In DTM, you should have a single “Web Property” that you will use for your dev, testing, and production environments.
A Web Property contains all the “Tools” (Adobe Analytics is a “tool”, as is Google Analytics and Adobe Target), Rules, and Data Elements that are relevant. Those are obviously the same across dev, testing, and production. So one thing is easy: you need a single Web Property per site.In Adobe Analytics, you should have one “Report Suite” per environment, i.e. one for production, one for development, and potentially one for staging, testing, UA, integration, or whatever environments you have.
A Report Suite contains the data. Data is what your friendly marketer uses to gain knowledge and improve performance. Production data must therefore be good data. That’s why data from tests or data generated while you develop should end up separately, and that is why we have a Report Suite per environment.
The different Report Suites are all configured exactly the same way!
There is an exception to that rule, of course.
If a change implies a change in tracking, the system that first gets the change will temporarily have a different Report Suite configuration.
Please make sure you or your friendly marketer check the configuration periodically, and update all Report Suites so they match.
Also, please note that it is entirely possible that the Report Suite that changes first could be production! Marketers are like that.
So much for the basics, let’s now look at your environments.
While you’re developing, you want to try new things. You also want to shield your production environment from what you’re doing in your tests, i.e. not pollute your production reports with test data.
You are likely working on a dev or testing environment for this.
So the first piece of advice is: on your dev/test environment, include the DTM “staging” code.
You can use the production code and switch to staging using the browser plugin, of course, but I think it makes more sense to go straight for the stagin code. Less confusion.
What happens if you do that?
DTM will serve everything that has been put into it, approved and published or not. So you get to see what DTM would do if you published all the changes that are pending. You also get to see the effects of any changes you make straight away.
Depending on how the “Adobe Analytics Tool” in DTM has been configured, it also means that data will be sent to a different Report Suite (not production), which is good.
This is a BAD example:As I said above, we’d like the Analytics data for the dev environment to go into the dedicated dev Report Suite.
That means that we have to set the report suite ID dynamically, maybe based on the URL or some flag in the Data Layer.
Again, these are environments that are not production. Usually, they’re not quite DEV either. They kind of sit in the middle.
Everything I wrote about DEV applies here.

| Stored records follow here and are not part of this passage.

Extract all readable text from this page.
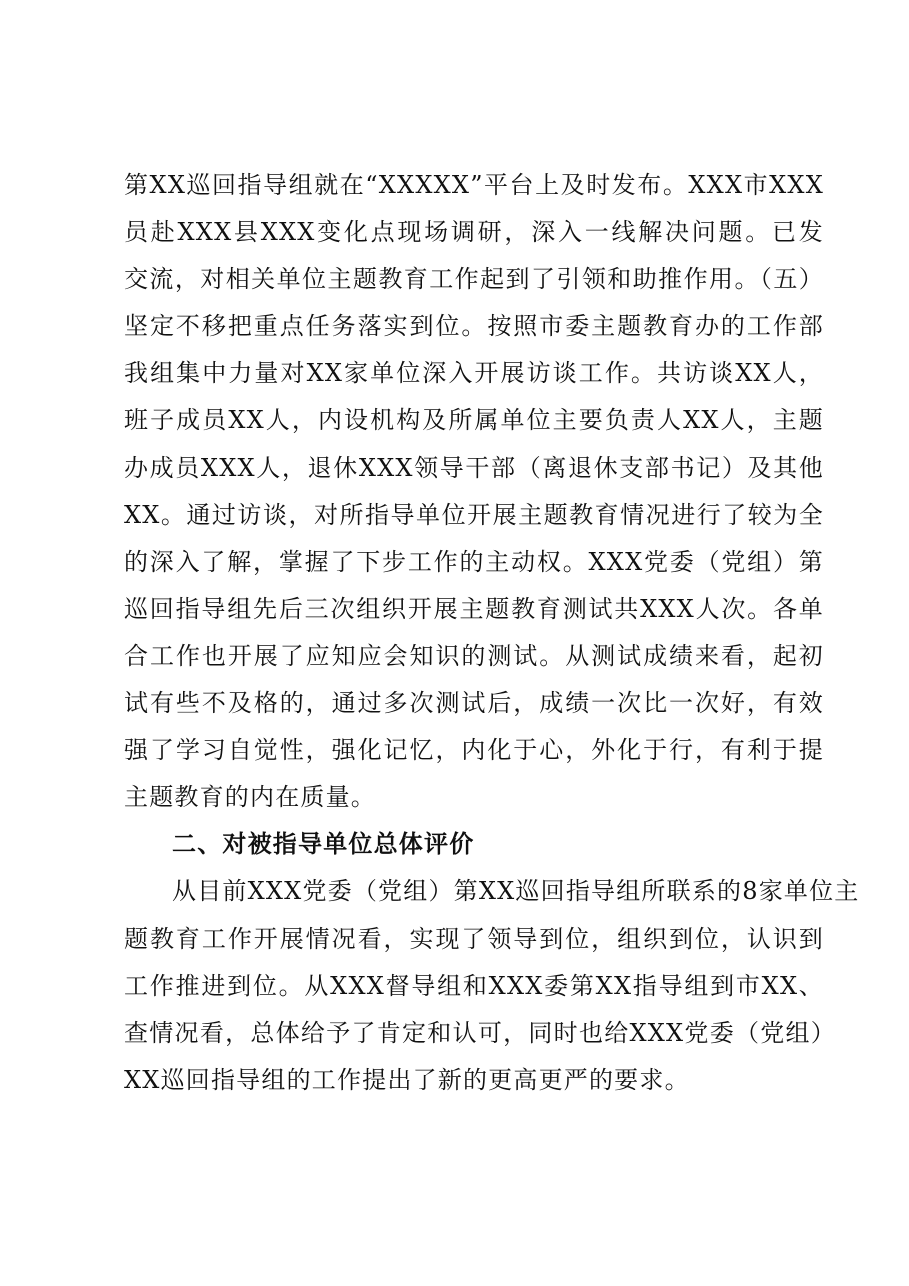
第XX巡回指导组就在“XXXXX”平台上及时发布。XXX市XXX
员赴XXX县XXX变化点现场调研，深入一线解决问题。已发
交流，对相关单位主题教育工作起到了引领和助推作用。（五）
坚定不移把重点任务落实到位。按照市委主题教育办的工作部
我组集中力量对XX家单位深入开展访谈工作。共访谈XX人，
班子成员XX人，内设机构及所属单位主要负责人XX人，主题
办成员XXX人，退休XXX领导干部（离退休支部书记）及其他
XX。通过访谈，对所指导单位开展主题教育情况进行了较为全
的深入了解，掌握了下步工作的主动权。XXX党委（党组）第
巡回指导组先后三次组织开展主题教育测试共XXX人次。各单
合工作也开展了应知应会知识的测试。从测试成绩来看，起初
试有些不及格的，通过多次测试后，成绩一次比一次好，有效
强了学习自觉性，强化记忆，内化于心，外化于行，有利于提
主题教育的内在质量。
二、对被指导单位总体评价
从目前XXX党委（党组）第XX巡回指导组所联系的8家单位主
题教育工作开展情况看，实现了领导到位，组织到位，认识到
工作推进到位。从XXX督导组和XXX委第XX指导组到市XX、
查情况看，总体给予了肯定和认可，同时也给XXX党委（党组）
XX巡回指导组的工作提出了新的更高更严的要求。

- Integrate DTM Staging code
- Track into a dedicated staging/testing/integration/UA/… Report Suite
This environment is different. There will be no development here, and … sorry? Why are the web analytics guys laughing? Did I say something funny?
On production, we want to include DTM production code, of course.

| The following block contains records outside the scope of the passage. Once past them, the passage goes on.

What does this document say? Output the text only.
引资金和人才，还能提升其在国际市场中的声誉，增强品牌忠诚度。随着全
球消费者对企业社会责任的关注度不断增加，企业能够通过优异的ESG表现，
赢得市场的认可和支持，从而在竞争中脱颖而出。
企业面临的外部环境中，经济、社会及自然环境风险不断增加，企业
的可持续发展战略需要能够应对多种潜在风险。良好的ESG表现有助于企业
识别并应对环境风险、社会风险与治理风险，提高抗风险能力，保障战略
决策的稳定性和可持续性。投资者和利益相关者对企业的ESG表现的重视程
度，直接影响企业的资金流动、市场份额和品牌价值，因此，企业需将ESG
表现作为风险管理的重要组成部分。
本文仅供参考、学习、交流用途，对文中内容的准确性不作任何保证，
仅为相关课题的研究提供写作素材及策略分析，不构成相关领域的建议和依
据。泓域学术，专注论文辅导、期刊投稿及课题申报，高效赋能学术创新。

We also want tracking to go into the production Report Suite.
The latter can easily be configured in DTM, so there is really nothing special we need to take into account here.
Production – sort of
With the exception of those laughing web analytics people in the back.
They will likely use DTM to modify tracking and other scripting directly on the live site. They want to be able to take the existing site, as it is, and add tracking to it, remove things they no longer need, or even drop totally new tags into it. That’s why they wanted a tag management system in the first place.

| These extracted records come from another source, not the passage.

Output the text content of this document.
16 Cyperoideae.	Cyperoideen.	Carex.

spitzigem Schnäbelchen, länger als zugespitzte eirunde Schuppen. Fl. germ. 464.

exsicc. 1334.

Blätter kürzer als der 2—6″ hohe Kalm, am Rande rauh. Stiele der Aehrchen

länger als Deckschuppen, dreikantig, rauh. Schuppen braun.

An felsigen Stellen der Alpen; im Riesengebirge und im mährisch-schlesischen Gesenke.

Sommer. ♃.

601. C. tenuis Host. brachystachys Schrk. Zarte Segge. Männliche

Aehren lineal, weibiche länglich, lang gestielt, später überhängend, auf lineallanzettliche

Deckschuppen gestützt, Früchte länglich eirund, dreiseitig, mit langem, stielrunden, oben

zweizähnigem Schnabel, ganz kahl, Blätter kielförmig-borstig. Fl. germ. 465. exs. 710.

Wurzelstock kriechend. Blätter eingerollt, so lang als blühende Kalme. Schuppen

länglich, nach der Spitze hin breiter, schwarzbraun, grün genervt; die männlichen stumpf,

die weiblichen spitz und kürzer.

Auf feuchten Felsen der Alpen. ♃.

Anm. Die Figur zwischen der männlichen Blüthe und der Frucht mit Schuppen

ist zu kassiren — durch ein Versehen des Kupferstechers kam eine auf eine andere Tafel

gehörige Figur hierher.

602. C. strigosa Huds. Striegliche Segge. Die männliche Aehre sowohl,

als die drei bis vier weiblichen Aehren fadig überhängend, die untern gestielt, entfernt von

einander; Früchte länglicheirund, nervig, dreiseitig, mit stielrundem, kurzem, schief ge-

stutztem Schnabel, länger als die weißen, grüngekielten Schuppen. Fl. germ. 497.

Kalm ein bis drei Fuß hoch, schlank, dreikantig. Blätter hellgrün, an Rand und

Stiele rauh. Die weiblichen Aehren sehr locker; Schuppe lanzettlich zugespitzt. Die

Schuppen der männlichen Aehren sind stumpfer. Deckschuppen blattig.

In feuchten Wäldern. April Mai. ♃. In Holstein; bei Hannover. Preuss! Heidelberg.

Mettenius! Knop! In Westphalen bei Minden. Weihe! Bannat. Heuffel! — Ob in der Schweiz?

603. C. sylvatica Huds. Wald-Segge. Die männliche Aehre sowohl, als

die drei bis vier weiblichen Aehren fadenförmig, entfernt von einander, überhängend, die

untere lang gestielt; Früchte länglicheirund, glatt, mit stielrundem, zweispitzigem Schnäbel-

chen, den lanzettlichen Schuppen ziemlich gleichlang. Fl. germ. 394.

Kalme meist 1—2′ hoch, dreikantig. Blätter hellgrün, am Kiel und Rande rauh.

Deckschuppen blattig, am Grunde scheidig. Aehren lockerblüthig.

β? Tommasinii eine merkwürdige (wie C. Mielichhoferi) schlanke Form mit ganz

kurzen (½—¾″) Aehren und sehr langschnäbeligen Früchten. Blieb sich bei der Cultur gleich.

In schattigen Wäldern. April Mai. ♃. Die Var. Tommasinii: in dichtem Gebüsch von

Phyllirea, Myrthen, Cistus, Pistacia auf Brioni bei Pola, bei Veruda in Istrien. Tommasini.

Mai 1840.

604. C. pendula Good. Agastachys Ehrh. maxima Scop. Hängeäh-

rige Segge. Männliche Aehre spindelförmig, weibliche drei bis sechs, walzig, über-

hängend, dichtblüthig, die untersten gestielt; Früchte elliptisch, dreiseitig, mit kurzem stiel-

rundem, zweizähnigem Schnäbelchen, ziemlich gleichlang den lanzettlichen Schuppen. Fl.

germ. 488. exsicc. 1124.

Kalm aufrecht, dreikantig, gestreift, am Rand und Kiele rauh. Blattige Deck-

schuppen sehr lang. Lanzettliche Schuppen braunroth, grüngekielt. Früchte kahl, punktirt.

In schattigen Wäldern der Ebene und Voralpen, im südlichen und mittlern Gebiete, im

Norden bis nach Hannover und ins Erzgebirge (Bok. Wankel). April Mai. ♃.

The good news is that you don’t have to take any of this into account.
There is a browser plugin that allows anyone to switch to DTM staging on your live site (for Chrome and Firefox). That way, the web analytics people can fiddle with DTM, try whether their code kills anything, and then ask you to review and publish.
The bad news is that you have to review.
And, boy, you should review. Don’t take this lightly. Those guys are no programmers.
DTM allows you to configure a Report Suite for production and one for staging. I said above that for staging, we’d overwrite that dynamically. You still want to set it, though, and the browser plugin in the hands of your web analytics colleagues is why you should.
It is up to you whether you give them a separate staging Report Suite or make them use the same you use for dev. I’d probably give them a separate one.
So there you have it: your recommended setup for making marketing and web analytics happy while still keeping your blood pressure at an acceptable level.